Rebelia po spektekularnym zwyzięstwie zostaje przyscięnieta do muru przez zmobilzowane poprzednią porażką imperium= schemat z ucieczką ruchu oporu przed napierajaca flotą Firt Order.
Check.
Luke szkoli się u mistrza jedi, który skyrwa tajniki mocy pod płaszczykiem cynizmu= Rey szkoli się u szydercy Lukea.
Check.
DJ = Lando
Check.
Bitwa z maszynami kroczącymi na lodowej planecie= Bitwa z maszynami kroczącymi na plenecie, która wygląda na lodową o której nam powiedzano, że jest pokryta solą, żeby było strasznie kreatywnie.
Check.
Jedyne co wodzi ludzi za na nos, że to coś innego od ot, to odwracanie proporacji z ot. Czyli np akurat motyw nie z ep V, a VI czyli sekwencja Kylo- Rey- Snoke. Uczeń zabija potężnego ucznia i wszyscy już myślimy, że to w skutek udrawiajacej mocy odkupienia, ale nie dostajemy odwróconą proporcje. Co nie inaczej nie sprawia, że ten motyw staje sie super kreaytwny. Disney po prostu wałkuje te same motyw z ot, tylko od drugiej strony.
Jakby byli odważani, to już bardziej postawiliby na rozwiązanie "Snoke zabija Rey i Kylo, a w finale zmierzy sie z nim Luke"
TLJ to strasznie bezpieczny i zachowaczy obraz.
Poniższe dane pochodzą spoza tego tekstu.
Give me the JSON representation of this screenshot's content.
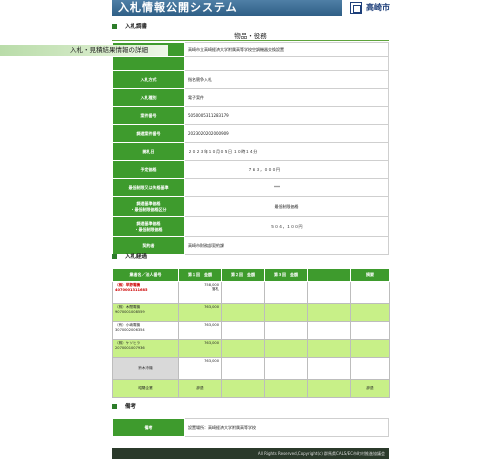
{
  "header": {
    "system_title": "入札情報公開システム",
    "city_name": "高崎市"
  },
  "info_section": {
    "heading": "入札調書",
    "category": "物品・役務",
    "page_heading": "入札・見積結果情報の詳細",
    "rows": [
      {
        "label": "",
        "value": "高崎市立高崎経済大学附属高等学校空調機器交換設置"
      },
      {
        "label": "入札方式",
        "value": "指名競争入札"
      },
      {
        "label": "入札種別",
        "value": "電子案件"
      },
      {
        "label": "案件番号",
        "value": "5050005311283179"
      },
      {
        "label": "調達案件番号",
        "value": "2023020202000909"
      },
      {
        "label": "開札日",
        "value": "２０２３年１０月０５日 １０時１４分"
      },
      {
        "label": "予定価格",
        "value": "７６３，０００円"
      },
      {
        "label": "最低制限又は失格基準",
        "value": "***"
      },
      {
        "label": "調達基準価格\n・最低制限価格区分",
        "value": "最低制限価格"
      },
      {
        "label": "調達基準価格\n・最低制限価格",
        "value": "５０４，１００円"
      },
      {
        "label": "契約者",
        "value": "高崎市財務部契約課"
      }
    ]
  },
  "bids_section": {
    "heading": "入札経過",
    "columns": [
      "業者名／法人番号",
      "第１回　金額",
      "第２回　金額",
      "第３回　金額",
      "",
      "摘要"
    ],
    "rows": [
      {
        "name": "（株）早野電機",
        "id": "4070001311685",
        "amount": "758,000",
        "note": "落札",
        "remark": "",
        "style": "w",
        "winner": true
      },
      {
        "name": "（株）木間電機",
        "id": "9070001008559",
        "amount": "763,000",
        "note": "",
        "remark": "",
        "style": "g",
        "winner": false
      },
      {
        "name": "（有）小嶋電機",
        "id": "3070002006354",
        "amount": "763,000",
        "note": "",
        "remark": "",
        "style": "w",
        "winner": false
      },
      {
        "name": "（株）ケソヒラ",
        "id": "2070001007936",
        "amount": "763,000",
        "note": "",
        "remark": "",
        "style": "g",
        "winner": false
      },
      {
        "name": "鈴木冷機",
        "id": "",
        "amount": "763,000",
        "note": "",
        "remark": "",
        "style": "gray",
        "winner": false
      },
      {
        "name": "昭陽企業",
        "id": "",
        "amount": "辞退",
        "note": "",
        "remark": "辞退",
        "style": "g",
        "winner": false
      }
    ]
  },
  "remarks_section": {
    "heading": "備考",
    "label": "備考",
    "value": "設置場所：高崎経済大学附属高等学校"
  },
  "footer": {
    "text": "All Rights Reserved,Copyright(c) 群馬県CALS/EC市町村推進協議会"
  },
  "colors": {
    "banner": "#2f5f86",
    "header_green": "#3e9b2d",
    "row_green": "#c8f088",
    "winner_red": "#cc0000"
  }
}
Jeszcze rozumiałem takie podejscie w przypadku TFA- bo powrót marki, próba zjednania sobie wszystkich- ale dalsze cześci w tym tonie to już tchórzliwe trzymanie sie kurczowo strefy komfortu.
Nowe Star wars to najgorszy z wielu licznych powrotów, do klasyki. Blado wypada na tle nowego cyklu o planecie małp, mad max fury road, to, blade runner 2049. Disneyowskie sw to w opozycji do tych filmów pozycje, które raz, że nie wnoszą nic świeżego, a dwa, że próbują grać na tych samych akcentach co klasyczna trylogia nijak nie majac wobecj niej siły przebicia, o co trudno mieć pretensje bo klasyczna trylogia to w koncu jedno z najwazniejszych przedsięwieć w historii kina.
W sumie te nowe Disneyowskie sw, to juz krok do poziomu transformers. Bezpieczne tematy, filmy o wykradnięciu planów death, niepotrzebny nikomu film o solo, rimejkowa trylogia. Gdzie tam kreatywnosc. Czasy starej repbuliki, perspektywa uniwersum z puntku widzenia łowców nagród a nie mistyków mocy albo z punktu widzenia sithów? Po co to komu! Jeszcze będą kręcić film o niebieskim słoniku z pałacy jabby i wielu to łyknie."
to nie moja opinia tylko fakt. Czy wcześniej mieliśmy "romans" kobiety i mężczyzny po dwóch stronach? Padme i Anakin to co innego, ona nie jest Jedi. Mówię o protagoniście i złoczyńcy.
Fakty to mogą być na TVNie.
DLA MNIE to, że są po dwóch stronach barykady nie znaczy z automatu, że są oryginalni. Zresztą, o ile pamiętam byłeś przeciwko romansom w Sequelach. :)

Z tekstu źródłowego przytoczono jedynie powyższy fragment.